Creating “Better” Politicians
In order to achieve “the politics we need,” Francis calls for a new breed of politician, one who recognizes politics as “a lofty vocation and one of the highest forms of charity.” Unfortunately, he’s stuck with all the usual suspects. His solution? “Political love,” which requires politicians with “a gaze transformed by charity” — and who definitely don’t act like the ambitious, self-serving, ballot-counting rascals that they are — to make enlightened, selfless decisions for the people. “That gaze is at the heart of the authentic spirit of politics,” writes Francis. “It sees paths open up that are different from those of a soulless pragmatism.”
Perhaps realizing the absurdity of such a hope, he hedges, “It may seem naïve and Utopian, yet we cannot renounce this lofty aim.”
These are not the arguments of a person who understands the actual practices of free-market economies or the principles that govern them. Nor does Francis demonstrate a keen understanding of human nature, particularly as it relates to highly flawed people like politicians, UN bureaucrats, and members of NGOs.
Don’t worry, though, because his intentions are good, which is always the essential point when it comes to progressive government programs. As Francis tells us elsewhere: “If anyone feels offended by my words, I would respond that I speak them with affection and with the best of intentions, quite apart from any personal interest or political ideology.”
Some final observations:
- Francis’s “new politics” requires the creation of large multinational agencies that would, in some cases, supersede national governments. An infatuation with global governance is evident throughout his encyclical: “Our response can only be the fruit of a common effort to develop a form of global governance … ” And “It is essential to devise stronger and more efficiently organized international institutions … empowered to impose sanctions.”

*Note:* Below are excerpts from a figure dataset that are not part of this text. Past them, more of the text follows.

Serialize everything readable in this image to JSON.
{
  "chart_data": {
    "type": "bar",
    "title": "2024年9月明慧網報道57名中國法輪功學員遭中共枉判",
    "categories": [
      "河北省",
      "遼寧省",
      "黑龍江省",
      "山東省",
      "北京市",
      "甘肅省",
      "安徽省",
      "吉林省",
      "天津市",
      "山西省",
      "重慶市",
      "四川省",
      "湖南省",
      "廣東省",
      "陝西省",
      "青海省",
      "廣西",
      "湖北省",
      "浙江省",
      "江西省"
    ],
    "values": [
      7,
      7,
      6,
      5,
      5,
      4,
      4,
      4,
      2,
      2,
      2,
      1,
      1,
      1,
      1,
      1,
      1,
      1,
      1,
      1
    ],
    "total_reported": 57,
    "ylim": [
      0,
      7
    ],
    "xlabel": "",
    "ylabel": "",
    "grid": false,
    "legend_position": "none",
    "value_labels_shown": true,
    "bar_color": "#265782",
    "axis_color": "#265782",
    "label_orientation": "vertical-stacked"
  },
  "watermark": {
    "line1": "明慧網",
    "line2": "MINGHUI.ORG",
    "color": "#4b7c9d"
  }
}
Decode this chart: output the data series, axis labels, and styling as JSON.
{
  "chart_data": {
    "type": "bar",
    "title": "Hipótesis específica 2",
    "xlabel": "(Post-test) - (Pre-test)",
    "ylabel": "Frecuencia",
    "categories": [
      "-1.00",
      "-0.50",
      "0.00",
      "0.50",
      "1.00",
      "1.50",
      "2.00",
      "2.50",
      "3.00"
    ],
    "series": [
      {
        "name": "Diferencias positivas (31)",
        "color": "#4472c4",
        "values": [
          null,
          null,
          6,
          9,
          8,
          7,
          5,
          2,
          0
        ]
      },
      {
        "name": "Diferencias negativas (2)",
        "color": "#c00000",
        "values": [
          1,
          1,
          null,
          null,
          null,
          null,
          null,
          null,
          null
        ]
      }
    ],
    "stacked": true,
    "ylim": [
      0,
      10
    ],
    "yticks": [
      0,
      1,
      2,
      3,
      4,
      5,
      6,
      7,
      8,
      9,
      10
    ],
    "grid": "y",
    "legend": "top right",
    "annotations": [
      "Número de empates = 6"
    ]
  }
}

- In an Orwellian-titled chapter called “re-envisaging the social role of property,” Francis insists that the right to private property “can only be considered a secondary natural right,” and is “always accompanied by the primary and prior principle of the subordination of all private property to the universal destination of the earth’s goods.” How different is this view from that of the founders, who viewed private property rights as a linchpin of a free society.
- In his “rights without borders” section, Francis argues, “No one, then, can remain excluded because of his or her place of birth, much less because of privileges enjoyed by others who were born in lands of greater opportunity. The limits and borders of individual states cannot stand in the way of this.” This reminds me of arguments that Vicky Osterweil and others make in defense of looting, which is that it’s merely another means of redistributing wealth. Is this why Francis feels compelled to downgrade property rights?
There are many humane and wonderful aspects of Fratelli Tutti that are beyond the scope of this article. Francis’s Utopian vision, however, is not one of them.
“Ultimately,” writes economist and social theorist Thomas Sowell, “Our choice is to give up Utopian quests or give up our freedom. This has been recognized for centuries by some, but many others have not yet faced that reality, even today.”
At 83, it’s probably too late for Pope Francis to face reality. For the rest of us, though, the sooner the better.